Set up Single Touch Payroll

Single Touch Payroll (STP) is mandatory for all employers in Australia. Every time you process a pay run, your payroll software reports wages, tax withheld, and superannuation information directly to the ATO. There is no batched monthly or quarterly report — reporting happens at each pay event.

At the end of the financial year, you must finalise your STP data by 14 July. This is what allows your employees to lodge their personal tax returns with pre-filled income and tax figures. Late finalisation causes problems for employees waiting on their tax refunds and can attract ATO attention.

Choose a payroll platform that is STP Phase 2 compliant. Phase 2 requires more granular data — including income type, employment basis, and disaggregated gross — so your software needs to support it before you begin.

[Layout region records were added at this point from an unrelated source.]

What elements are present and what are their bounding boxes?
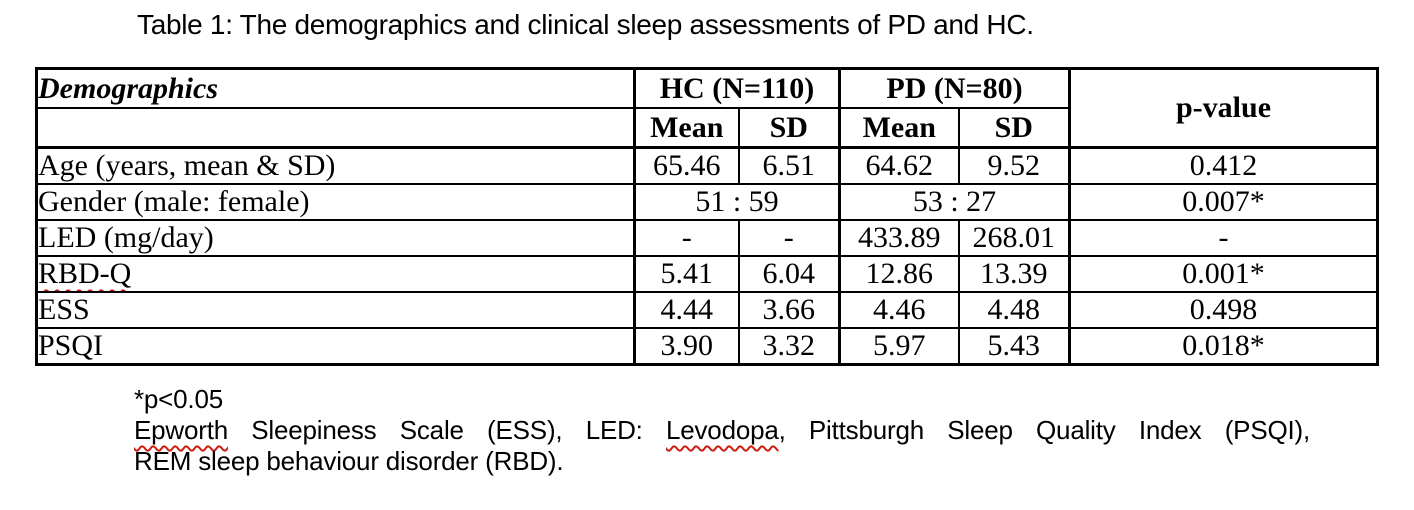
epworth-misspelled-text: Epworth	[134, 415, 228, 445]
table-header-row-groups: Demographics HC (N=110) PD (N=80) p-valu…	[35, 67, 1379, 149]
ess-pd-mean-cell: 4.46	[838, 291, 960, 329]
ess-hc-sd-cell: 3.66	[737, 291, 841, 329]
age-p-value-cell: 0.412	[1068, 146, 1379, 185]
rbdq-hc-sd-cell: 6.04	[737, 255, 841, 293]
table-row-psqi: PSQI 3.90 3.32 5.97 5.43 0.018*	[35, 327, 1379, 366]
age-label-cell: Age (years, mean & SD)	[35, 146, 636, 185]
gender-label-cell: Gender (male: female)	[35, 183, 636, 221]
gender-p-value-cell: 0.007*	[1068, 183, 1379, 221]
rbdq-label-misspelled-text: RBD-Q	[38, 257, 132, 290]
table-row-rbdq: RBD-Q 5.41 6.04 12.86 13.39 0.001*	[35, 255, 1379, 293]
ess-hc-mean-cell: 4.44	[633, 291, 740, 329]
psqi-p-value-cell: 0.018*	[1068, 327, 1379, 366]
demographics-table: Demographics HC (N=110) PD (N=80) p-valu…	[35, 67, 1380, 366]
rbdq-label-cell: RBD-Q	[35, 255, 636, 293]
header-demographics: Demographics	[35, 67, 636, 109]
table-title: Table 1: The demographics and clinical s…	[137, 9, 1034, 40]
led-hc-sd-cell: -	[737, 219, 841, 257]
ess-pd-sd-cell: 4.48	[957, 291, 1072, 329]
age-pd-mean-cell: 64.62	[838, 146, 960, 185]
header-p-value: p-value	[1068, 67, 1379, 149]
abbrev-text-mid: Sleepiness Scale (ESS), LED:	[227, 415, 666, 445]
table-row-gender: Gender (male: female) 51 : 59 53 : 27 0.…	[35, 183, 1379, 221]
footnotes: *p<0.05 Epworth Sleepiness Scale (ESS), …	[134, 384, 1310, 477]
rbdq-pd-mean-cell: 12.86	[838, 255, 960, 293]
header-hc-mean: Mean	[633, 107, 740, 149]
levodopa-misspelled-text: Levodopa	[665, 415, 779, 445]
psqi-pd-mean-cell: 5.97	[838, 327, 960, 366]
table-row-age: Age (years, mean & SD) 65.46 6.51 64.62 …	[35, 146, 1379, 185]
age-hc-mean-cell: 65.46	[633, 146, 740, 185]
abbreviations-line-2: REM sleep behaviour disorder (RBD).	[134, 446, 564, 476]
header-pd-sd: SD	[957, 107, 1072, 149]
table-header-row-stats: Mean SD Mean SD	[35, 107, 1378, 149]
psqi-hc-mean-cell: 3.90	[633, 327, 740, 366]
psqi-pd-sd-cell: 5.43	[957, 327, 1072, 366]
header-hc-sd: SD	[737, 107, 841, 149]
ess-label-cell: ESS	[35, 291, 636, 329]
header-pd-mean: Mean	[838, 107, 960, 149]
age-pd-sd-cell: 9.52	[957, 146, 1072, 185]
table-row-led: LED (mg/day) - - 433.89 268.01 -	[35, 219, 1379, 257]
led-pd-mean-cell: 433.89	[838, 219, 960, 257]
rbdq-pd-sd-cell: 13.39	[957, 255, 1072, 293]
age-hc-sd-cell: 6.51	[737, 146, 841, 185]
header-pd-group: PD (N=80)	[838, 67, 1072, 109]
led-label-cell: LED (mg/day)	[35, 219, 636, 257]
psqi-label-cell: PSQI	[35, 327, 636, 366]
gender-pd-cell: 53 : 27	[838, 183, 1072, 221]
led-hc-mean-cell: -	[633, 219, 740, 257]
table-row-ess: ESS 4.44 3.66 4.46 4.48 0.498	[35, 291, 1379, 329]
ess-p-value-cell: 0.498	[1068, 291, 1379, 329]
header-empty-cell	[35, 107, 636, 149]
abbreviations-line-1: Epworth Sleepiness Scale (ESS), LED: Lev…	[134, 415, 1310, 446]
gender-hc-cell: 51 : 59	[633, 183, 841, 221]
rbdq-p-value-cell: 0.001*	[1068, 255, 1379, 293]
psqi-hc-sd-cell: 3.32	[737, 327, 841, 366]
abbrev-text-end: , Pittsburgh Sleep Quality Index (PSQI),	[778, 415, 1311, 445]
led-p-value-cell: -	[1068, 219, 1379, 257]
rbdq-hc-mean-cell: 5.41	[633, 255, 740, 293]
header-hc-group: HC (N=110)	[633, 67, 841, 109]
significance-note: *p<0.05	[134, 384, 223, 414]
led-pd-sd-cell: 268.01	[957, 219, 1072, 257]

Set up superannuation correctly

From 2026, the Superannuation Guarantee rate is 12% of ordinary time earnings. You must pay this to each employee's complying super fund. A few things to get right from the start:

- Contribution frequency — super must be paid at least quarterly, but many employers pay more frequently to avoid a large lump sum and reduce the risk of missing a deadline. Missed or late payments trigger the Superannuation Guarantee Charge, which is not tax-deductible.

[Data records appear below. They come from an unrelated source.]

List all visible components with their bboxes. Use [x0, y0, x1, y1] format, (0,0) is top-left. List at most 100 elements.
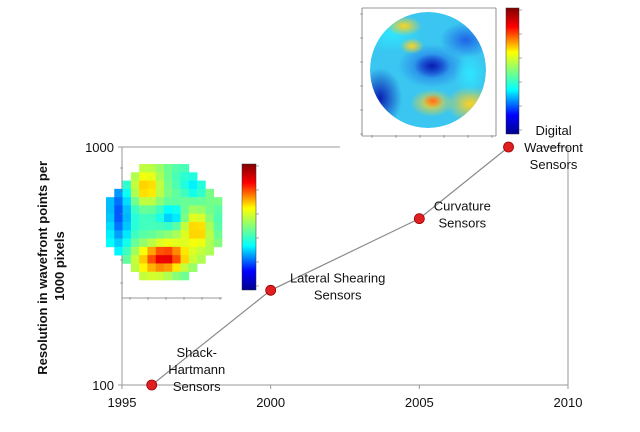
wavefront-pixel [188, 180, 198, 190]
wavefront-pixel [106, 222, 115, 231]
wavefront-pixel [130, 197, 140, 206]
wavefront-pixel [155, 213, 165, 223]
wavefront-pixel [147, 197, 157, 206]
wavefront-pixel [172, 222, 181, 231]
wavefront-pixel [155, 271, 165, 281]
wavefront-pixel [106, 230, 115, 239]
wavefront-pixel [130, 230, 140, 239]
wavefront-pixel [147, 238, 157, 248]
point-annotation: Curvature Sensors [434, 199, 491, 231]
wavefront-pixel [139, 271, 148, 281]
wavefront-pixel [197, 246, 206, 256]
x-tick-label: 2010 [554, 395, 583, 410]
wavefront-pixel [188, 197, 198, 206]
wavefront-pixel [164, 213, 173, 223]
wavefront-pixel [164, 205, 173, 215]
wavefront-pixel [106, 238, 115, 248]
wavefront-pixel [172, 271, 181, 281]
wavefront-pixel [106, 213, 115, 223]
wavefront-pixel [139, 172, 148, 181]
wavefront-pixel [180, 271, 190, 281]
wavefront-pixel [172, 188, 181, 198]
wavefront-pixel [188, 230, 198, 239]
wavefront-pixel [180, 255, 190, 264]
wavefront-pixel [130, 238, 140, 248]
wavefront-pixel [197, 197, 206, 206]
wavefront-pixel [164, 271, 173, 281]
data-point [503, 141, 514, 153]
small-colorbar [241, 163, 257, 291]
wavefront-pixel [114, 238, 123, 248]
wavefront-pixel [139, 205, 148, 215]
wavefront-pixel [188, 188, 198, 198]
wavefront-pixel [114, 205, 123, 215]
low-resolution-wavefront-map [92, 160, 259, 300]
wavefront-pixel [106, 197, 115, 206]
wavefront-pixel [164, 180, 173, 190]
wavefront-pixel [197, 222, 206, 231]
wavefront-pixel [197, 180, 206, 190]
wavefront-pixel [147, 180, 157, 190]
wavefront-pixel [155, 246, 165, 256]
wavefront-pixel [155, 197, 165, 206]
wavefront-pixel [213, 205, 223, 215]
small-wavefront-pixels [106, 164, 223, 281]
wavefront-pixel [164, 172, 173, 181]
point-annotation: Lateral Shearing Sensors [290, 270, 385, 302]
wavefront-pixel [172, 197, 181, 206]
wavefront-pixel [213, 197, 223, 206]
wavefront-pixel [164, 188, 173, 198]
wavefront-pixel [130, 172, 140, 181]
wavefront-pixel [130, 205, 140, 215]
wavefront-pixel [155, 180, 165, 190]
wavefront-pixel [155, 205, 165, 215]
big-inset-ticks [360, 9, 522, 138]
wavefront-pixel [172, 180, 181, 190]
wavefront-pixel [172, 263, 181, 273]
wavefront-pixel [164, 263, 173, 273]
big-colorbar [505, 7, 520, 135]
wavefront-pixel [155, 188, 165, 198]
wavefront-pixel [139, 238, 148, 248]
wavefront-pixel [164, 246, 173, 256]
wavefront-pixel [180, 164, 190, 173]
wavefront-pixel [180, 172, 190, 181]
wavefront-pixel [180, 205, 190, 215]
wavefront-pixel [147, 205, 157, 215]
data-layer: Shack-Hartmann Sensors Lateral Shearing Sen… [146, 123, 583, 394]
wavefront-pixel [164, 255, 173, 264]
wavefront-pixel [180, 263, 190, 273]
wavefront-pixel [130, 255, 140, 264]
wavefront-pixel [180, 197, 190, 206]
wavefront-pixel [147, 263, 157, 273]
wavefront-pixel [155, 238, 165, 248]
wavefront-pixel [147, 188, 157, 198]
wavefront-pixel [188, 255, 198, 264]
wavefront-pixel [139, 255, 148, 264]
point-annotation: Shack-Hartmann Sensors [168, 345, 225, 394]
wavefront-pixel [188, 213, 198, 223]
wavefront-pixel [122, 180, 132, 190]
wavefront-pixel [213, 238, 223, 248]
wavefront-pixel [122, 255, 132, 264]
wavefront-pixel [213, 222, 223, 231]
wavefront-pixel [147, 246, 157, 256]
wavefront-pixel [164, 164, 173, 173]
wavefront-pixel [205, 246, 215, 256]
wavefront-pixel [155, 164, 165, 173]
wavefront-pixel [122, 230, 132, 239]
wavefront-pixel [188, 172, 198, 181]
wavefront-pixel [139, 222, 148, 231]
wavefront-pixel [130, 246, 140, 256]
wavefront-pixel [180, 180, 190, 190]
wavefront-pixel [197, 255, 206, 264]
wavefront-pixel [147, 172, 157, 181]
y-axis-ticks: 100 1000 [85, 140, 122, 393]
wavefront-pixel [188, 222, 198, 231]
wavefront-pixel [122, 246, 132, 256]
high-resolution-wavefront-map [340, 2, 540, 148]
wavefront-pixel [188, 238, 198, 248]
wavefront-pixel [122, 213, 132, 223]
wavefront-pixel [114, 197, 123, 206]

- Ordinary time earnings — this is the base for your calculation. It excludes overtime in most cases but includes most regular allowances. Check the ATO's guidance if you have complex pay structures.

- SuperStream — all super contributions must be made electronically through the SuperStream standard, which transmits both the payment and employee data to the fund in one transaction. Your payroll software or a super clearing house will handle this.

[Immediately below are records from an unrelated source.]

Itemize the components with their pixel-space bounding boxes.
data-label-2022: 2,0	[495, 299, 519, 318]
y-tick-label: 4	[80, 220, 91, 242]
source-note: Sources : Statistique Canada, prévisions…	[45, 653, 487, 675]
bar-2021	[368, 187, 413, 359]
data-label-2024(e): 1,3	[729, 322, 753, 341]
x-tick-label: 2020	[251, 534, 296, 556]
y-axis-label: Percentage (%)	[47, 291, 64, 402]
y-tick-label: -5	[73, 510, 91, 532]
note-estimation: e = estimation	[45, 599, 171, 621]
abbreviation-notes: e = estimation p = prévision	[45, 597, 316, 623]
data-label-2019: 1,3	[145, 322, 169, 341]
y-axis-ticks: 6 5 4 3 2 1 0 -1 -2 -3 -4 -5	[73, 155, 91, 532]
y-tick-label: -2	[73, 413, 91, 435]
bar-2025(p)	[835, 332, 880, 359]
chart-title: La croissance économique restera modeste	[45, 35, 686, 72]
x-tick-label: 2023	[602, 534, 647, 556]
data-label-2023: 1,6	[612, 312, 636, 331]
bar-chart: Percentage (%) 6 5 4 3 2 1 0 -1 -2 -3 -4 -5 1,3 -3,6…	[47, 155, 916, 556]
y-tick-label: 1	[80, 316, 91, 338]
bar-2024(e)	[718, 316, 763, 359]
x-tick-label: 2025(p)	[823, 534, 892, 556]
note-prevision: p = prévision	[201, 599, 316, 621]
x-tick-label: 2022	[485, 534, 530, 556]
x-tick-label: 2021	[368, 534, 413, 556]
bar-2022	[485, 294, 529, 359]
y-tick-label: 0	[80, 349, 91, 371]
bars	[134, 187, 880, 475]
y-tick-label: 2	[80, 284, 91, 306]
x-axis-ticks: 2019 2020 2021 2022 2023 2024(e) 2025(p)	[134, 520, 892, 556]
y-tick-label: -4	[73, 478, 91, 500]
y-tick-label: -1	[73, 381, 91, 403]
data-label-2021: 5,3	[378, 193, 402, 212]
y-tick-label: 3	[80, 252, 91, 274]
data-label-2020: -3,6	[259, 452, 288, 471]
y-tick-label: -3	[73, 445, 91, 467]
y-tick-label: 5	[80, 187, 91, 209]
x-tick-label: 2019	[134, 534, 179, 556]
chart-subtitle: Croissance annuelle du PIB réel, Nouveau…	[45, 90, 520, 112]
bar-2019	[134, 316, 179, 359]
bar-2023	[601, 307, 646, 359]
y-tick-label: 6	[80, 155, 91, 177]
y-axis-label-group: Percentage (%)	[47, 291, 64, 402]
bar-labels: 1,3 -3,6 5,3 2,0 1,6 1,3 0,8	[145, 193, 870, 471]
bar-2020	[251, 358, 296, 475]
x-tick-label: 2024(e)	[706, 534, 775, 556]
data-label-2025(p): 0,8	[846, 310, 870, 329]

Confirm your award or enterprise agreement obligations

Before you finalise your pay rates, confirm which Modern Award or enterprise agreement covers each employee. Awards set minimum pay rates, penalty rates for weekends and public holidays, overtime rules, and allowances. The National Employment Standards establish the floor — including four weeks of annual leave for full-time employees and a redundancy pay scale based on years of service — but awards typically add further obligations on top.

Cross-reference your pay rates against the Fair Work Commission's Pay and Conditions Tool before your first pay run. Underpaying employees, even unintentionally, exposes you to back-payment obligations, penalties, and reputational damage. If you have contractors in your workforce, also assess whether any of them meet the ATO's definition of an employee for PAYG and super purposes — misclassification is a common and costly mistake.

Once these foundations are in place, your ongoing obligation is consistency: run payroll on time, report through STP at each event, pay super before deadlines, and keep records for at least seven years as required by the ATO.